Friday, 22 de November de 2024 ISSN 1519-7670 - Ano 24 - nº 1315

Uma linha editorial curiosa e sinuosa

Um jornal exprime sua linha através dos seus editoriais. Está aí um conceito básico de imprensa que talvez até conste no Manual de Redação da Folha de S.Paulo. Pois seguindo este princípio é deveras curiosa e sinuosa a linha do mesmo jornal. Tome-se como exemplo os editoriais de sábado, 18 de fevereiro, deste ano: “Vitória da Ficha Limpa” e “Rafael Correa, ditador”. Encontram-se neles dois modelos da filosofia neoliberal embutida do jornal que não raro troca os pés pelas mãos ao defender o que considera dogmas sagrados da democracia liberal ocidental cristã.

O primeiro, “Vitória da Ficha Limpa”, a pretexto de louvar uma decisão da Justiça contra políticos corruptos termina por tachá-la como “laivo paternalista”. O segundo condena, já de cara, um presidente por uma decisão judicial contra diretores de jornal, sem atentar que a condenação de jornalistas venais acontece mesmo na Inglaterra, como a própria edição do jornal noticia num pé de página interno da mesma edição. O que não dá para esconder é o fato do jornal partir para o pau no presidente Rafael Correa, do Equador, em nome da liberdade de imprensa; assim como a defesa compungida da Lei da Ficha Limpa escamotear, no fundo, a dor-de-cotovelo da Folha pelos políticos que apoia.

Ao leitor resta cair na argumentação operística e suntuosa, que logo ao lado é ilustrada pelos articulistas mais honoráveis do meio, como Hélio Schwartsman e Fernando Rodrigues, que defenderam, na mesma edição, o controle programado da natalidade e o aborto. Já na edição seguinte, a sanha pontificadora e doutrinante dos editoriais FSP é da ordem de investir em teses sociológicas, ainda que não cientificistas shwartsmanianas.

O que o leitor deve pensar

O editorial “Menos desiguais”, da segunda-feira de carnaval, aconteceu acompanhado de gráfico imitando tese de doutorado da Unicamp. Depois do título, que poderia ensejar uma apreciação positiva da realidade nacional, segue o subtítulo ou “lead-cabeça”: “Brasil é exemplo singular de expansão da classe média da última década; escolaridade pesa mais que Bolsa Família e aumento do salário mínimo”. Deu para entender ? É difícil, mas sustenta a crítica de que há menos pobreza no país devido à escolarização da classe baixa, e não por causa dos programas assistencialistas ou de “transferência” (sic) do governo. Já no termo “transferência” está jogado o petardo. Transferência? Sim, transferência de renda: dos mais ricos para os mais pobres através do pagamento de salário mínimo mesmo a quem não trabalha.
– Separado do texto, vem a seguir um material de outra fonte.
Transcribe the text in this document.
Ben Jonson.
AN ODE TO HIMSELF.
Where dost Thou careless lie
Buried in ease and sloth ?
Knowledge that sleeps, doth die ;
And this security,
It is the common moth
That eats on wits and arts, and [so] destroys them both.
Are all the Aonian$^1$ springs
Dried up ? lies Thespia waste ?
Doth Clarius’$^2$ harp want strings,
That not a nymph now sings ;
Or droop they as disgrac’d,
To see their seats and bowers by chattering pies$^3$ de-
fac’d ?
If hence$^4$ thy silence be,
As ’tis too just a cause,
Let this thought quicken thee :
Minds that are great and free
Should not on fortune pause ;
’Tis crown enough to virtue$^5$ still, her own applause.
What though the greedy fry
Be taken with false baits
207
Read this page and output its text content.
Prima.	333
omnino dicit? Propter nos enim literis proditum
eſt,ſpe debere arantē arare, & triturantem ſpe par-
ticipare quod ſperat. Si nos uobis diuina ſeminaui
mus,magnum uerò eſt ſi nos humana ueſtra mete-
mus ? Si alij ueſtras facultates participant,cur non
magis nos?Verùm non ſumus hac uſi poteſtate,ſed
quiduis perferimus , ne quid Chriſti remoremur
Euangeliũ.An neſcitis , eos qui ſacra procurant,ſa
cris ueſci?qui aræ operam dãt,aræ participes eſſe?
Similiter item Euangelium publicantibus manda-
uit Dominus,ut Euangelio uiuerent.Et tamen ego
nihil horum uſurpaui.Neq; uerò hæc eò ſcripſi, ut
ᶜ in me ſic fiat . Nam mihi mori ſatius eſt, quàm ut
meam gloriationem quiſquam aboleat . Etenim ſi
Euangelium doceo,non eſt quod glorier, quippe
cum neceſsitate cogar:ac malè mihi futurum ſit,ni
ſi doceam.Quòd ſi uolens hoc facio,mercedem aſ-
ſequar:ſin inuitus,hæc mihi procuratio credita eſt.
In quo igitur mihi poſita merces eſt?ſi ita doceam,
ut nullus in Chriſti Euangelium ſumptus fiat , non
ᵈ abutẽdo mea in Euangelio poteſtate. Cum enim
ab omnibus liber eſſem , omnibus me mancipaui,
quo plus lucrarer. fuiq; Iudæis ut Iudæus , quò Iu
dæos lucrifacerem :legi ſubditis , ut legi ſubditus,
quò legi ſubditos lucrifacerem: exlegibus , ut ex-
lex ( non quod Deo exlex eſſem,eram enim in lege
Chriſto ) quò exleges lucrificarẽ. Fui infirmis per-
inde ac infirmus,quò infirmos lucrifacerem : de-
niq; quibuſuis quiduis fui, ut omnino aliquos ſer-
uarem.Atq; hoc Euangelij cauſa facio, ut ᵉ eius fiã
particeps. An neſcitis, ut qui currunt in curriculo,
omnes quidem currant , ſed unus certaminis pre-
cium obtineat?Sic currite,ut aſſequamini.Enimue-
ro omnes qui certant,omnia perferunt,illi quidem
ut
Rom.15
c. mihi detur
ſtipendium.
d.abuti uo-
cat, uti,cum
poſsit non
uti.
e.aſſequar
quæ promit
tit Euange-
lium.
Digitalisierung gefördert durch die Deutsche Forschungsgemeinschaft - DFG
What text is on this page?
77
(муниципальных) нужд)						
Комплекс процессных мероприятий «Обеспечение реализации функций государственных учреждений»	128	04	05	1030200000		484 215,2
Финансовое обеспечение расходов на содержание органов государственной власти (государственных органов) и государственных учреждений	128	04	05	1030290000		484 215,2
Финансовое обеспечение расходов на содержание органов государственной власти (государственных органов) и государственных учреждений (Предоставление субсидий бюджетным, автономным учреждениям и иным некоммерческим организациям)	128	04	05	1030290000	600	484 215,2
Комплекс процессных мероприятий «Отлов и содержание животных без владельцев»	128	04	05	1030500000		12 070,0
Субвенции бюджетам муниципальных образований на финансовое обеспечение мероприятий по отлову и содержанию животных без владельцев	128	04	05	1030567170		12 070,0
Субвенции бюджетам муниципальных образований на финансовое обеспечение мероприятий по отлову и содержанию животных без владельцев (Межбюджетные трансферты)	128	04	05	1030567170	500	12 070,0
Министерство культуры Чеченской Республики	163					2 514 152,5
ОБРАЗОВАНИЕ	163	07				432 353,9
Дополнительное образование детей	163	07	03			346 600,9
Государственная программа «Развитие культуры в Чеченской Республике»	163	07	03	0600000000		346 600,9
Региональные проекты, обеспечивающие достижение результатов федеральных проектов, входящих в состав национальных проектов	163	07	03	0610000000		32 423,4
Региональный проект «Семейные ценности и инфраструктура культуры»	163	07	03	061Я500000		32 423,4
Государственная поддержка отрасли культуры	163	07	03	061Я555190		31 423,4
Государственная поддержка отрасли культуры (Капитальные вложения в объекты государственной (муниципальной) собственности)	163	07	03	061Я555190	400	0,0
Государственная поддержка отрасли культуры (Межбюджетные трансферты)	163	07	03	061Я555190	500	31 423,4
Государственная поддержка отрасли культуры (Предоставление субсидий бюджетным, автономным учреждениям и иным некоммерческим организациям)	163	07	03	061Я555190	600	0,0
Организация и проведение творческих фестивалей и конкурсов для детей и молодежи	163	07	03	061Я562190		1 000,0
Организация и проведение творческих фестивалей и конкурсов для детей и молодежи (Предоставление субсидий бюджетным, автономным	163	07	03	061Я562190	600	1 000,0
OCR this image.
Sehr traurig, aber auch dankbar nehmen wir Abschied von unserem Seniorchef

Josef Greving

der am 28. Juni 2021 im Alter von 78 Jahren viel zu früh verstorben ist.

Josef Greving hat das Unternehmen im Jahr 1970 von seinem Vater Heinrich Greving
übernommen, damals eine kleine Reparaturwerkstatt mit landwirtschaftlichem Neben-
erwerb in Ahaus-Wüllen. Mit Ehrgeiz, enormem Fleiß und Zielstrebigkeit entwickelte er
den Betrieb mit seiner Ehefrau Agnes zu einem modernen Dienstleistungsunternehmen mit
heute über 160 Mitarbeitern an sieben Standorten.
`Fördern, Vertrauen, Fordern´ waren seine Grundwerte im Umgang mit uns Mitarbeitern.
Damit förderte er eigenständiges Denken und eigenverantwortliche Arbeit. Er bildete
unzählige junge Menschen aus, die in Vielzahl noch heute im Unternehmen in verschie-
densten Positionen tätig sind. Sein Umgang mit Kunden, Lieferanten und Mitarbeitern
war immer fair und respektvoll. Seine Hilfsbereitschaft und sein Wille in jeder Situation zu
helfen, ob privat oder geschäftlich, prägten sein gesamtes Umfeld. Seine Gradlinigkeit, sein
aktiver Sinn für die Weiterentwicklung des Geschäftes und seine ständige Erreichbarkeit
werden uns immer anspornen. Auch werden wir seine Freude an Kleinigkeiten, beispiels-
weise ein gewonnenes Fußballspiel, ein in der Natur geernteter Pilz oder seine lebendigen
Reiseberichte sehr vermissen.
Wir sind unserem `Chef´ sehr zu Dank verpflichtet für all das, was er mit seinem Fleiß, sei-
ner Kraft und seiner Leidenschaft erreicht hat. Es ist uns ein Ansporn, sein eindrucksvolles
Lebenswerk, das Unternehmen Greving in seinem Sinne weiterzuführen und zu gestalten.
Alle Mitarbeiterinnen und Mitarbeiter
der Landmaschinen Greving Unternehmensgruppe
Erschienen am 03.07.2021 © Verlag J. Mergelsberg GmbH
A tese geral é que os pobres no Brasil vêm entrando na classe média, desde os governos FHC-PSDB, por causa dos aumentos salariais e da aquisição de maior escolaridade. O Bolsa Família pouco tem a ver com isto. Fosse tese ainda ia, mas na verdade é algo já colocado como fato desde o primeiro parágrafo. O que mais denotam, porém, artigos tão eruditos: são jornalistas e redatores tarimbados querendo agradar os patrões, mesmo porque são mínimos os leitores com paciência para se envolver em um aranzel que nem o Delfim entende. Hélio Schwartsman indubitavelmente é um deles. Tanto que foi capaz de, junto com dois colegas, fundar a “Igreja Heliocêntrica do Sagrado Evangélico”, como confessa em “Contraste chocante” apenas para provar que igrejas enfrentam menos burocracia e pagam menos impostos no Brasil do que nossas penalizadas empresas privadas. Não sei e espero que seja brincadeira. Há vários anos entrei na Folha de S.Paulo pelo elevador e vi dois rapazes rindo do editorial que iriam escrever e escreveram. Millôr Fernandes disse há muito tempo considerar incrível os editoriais da nossa grande imprensa serem tão bem escritos sem dizerem absolutamente nada. No caso da Folha, eles querem dizer tudo, inclusive o que o leitor deve pensar.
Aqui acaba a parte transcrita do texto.